How 'Digital Humans' may change the way we do business

Some businesses are incorporating human-looking artificial intelligence to assist clients.

“Hi, I’m Mia. You may not know this but I was created just a little while ago.”

These are the words of Mia, a digital image with human qualities, like the ability to smile. She works for Dave Marcinkowski, one of the partners at Madera Residential, a real estate company in Texas. Mia’s role is to answer questions from people interested in renting an apartment.

“Most millennials today: They don’t even want to come in the office," Marcinkowski said. "They want to lease online. They want to lease at one in the morning.”

But unlike a human counterpart, Mia is available 24 hours a day. Marcinkowski’s team reviews Mia’s answers once a week and comes up with a plan on how she can handle questions she had been unable to answer. Marcinkowski says she should know another language by the end of the year.

“The really cool thing about Mia: If you turn your camera on, she’s watching you. So if you smile at her, she smiles back," Marcinkowski said.

Madera Residential came across the technology last year during a presentation by the New Zealand based company, Soul Machines.

The company's co-founder Greg Cross, put together a team of neuroscientists, child psychologists, and programmers.

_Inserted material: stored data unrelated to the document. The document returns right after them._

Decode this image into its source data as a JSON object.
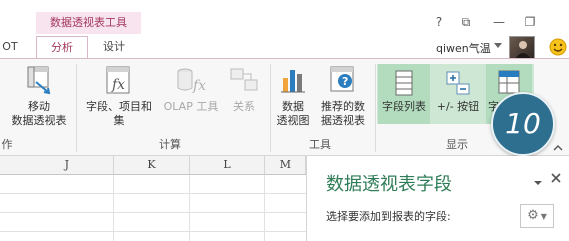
{
  "context_tab_title": "数据透视表工具",
  "tabs": {
    "prev_fragment": "OT",
    "analyze": "分析",
    "design": "设计"
  },
  "window": {
    "help": "?",
    "ribbon_display": "⧉",
    "minimize": "—",
    "restore": "❐",
    "user_name": "qiwen气温"
  },
  "ribbon": {
    "move": {
      "line1": "移动",
      "line2": "数据透视表"
    },
    "fields": {
      "line1": "字段、项目和",
      "line2": "集"
    },
    "olap": {
      "label": "OLAP 工具"
    },
    "relations": {
      "label": "关系"
    },
    "pivot_chart": {
      "line1": "数据",
      "line2": "透视图"
    },
    "recommended": {
      "line1": "推荐的数",
      "line2": "据透视表"
    },
    "field_list": {
      "label": "字段列表"
    },
    "plus_minus": {
      "label": "+/- 按钮"
    },
    "field_headers": {
      "label": "字"
    },
    "groups": {
      "actions_fragment": "作",
      "calculate": "计算",
      "tools": "工具",
      "show": "显示"
    }
  },
  "step_badge": "10",
  "columns": [
    "J",
    "K",
    "L",
    "M"
  ],
  "pane": {
    "title": "数据透视表字段",
    "subtitle": "选择要添加到报表的字段:"
  },
  "colors": {
    "context_accent": "#a4395f",
    "context_band": "#f7e4ee",
    "pane_title": "#2f7d57",
    "show_highlight": "#cde7d4",
    "badge": "#2e6f8f"
  }
}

Together they built a digital brain, which can be used by businesses. The finished product is an animation that can function on its own and has human characteristics.

“If you’re going to have a world where we spend a lot more of our time interacting with machines, we have this view that machines need to be more like us,” Cross said.

Marcinkowski explains how this makes things easier for clients: “Instead of going into the office, you go directly into the model, you’ve been given a passcode to go directly into the unit, you walk into the unit and there’s an iPad there and there’s Mia.”

His future vision of Mia is one where she is actually walking and can take clients on a tour of an apartment.

“At the same time, she’s watching your face to be able to pick up: Do you like the way this is laid out?” Marcinkowski said.

Soul Machines plans on adding bodies to these animations and enhancing synthetic voices to make them even more human-like.

However, the concept poses an obvious question: will real humans end up losing jobs?

“Personally, do I believe that machines will become our overlords and our masters? No, I don’t.” says Cross.

Both he and Marcinkowski say the future will be about human and AI collaboration. This technology will not take jobs but instead will transform and enhance existing ones.

“We see her (Mia) only growing in size, only growing in use cases, only becoming more valuable to our company and then, really, our industry,” Marcinkowski said.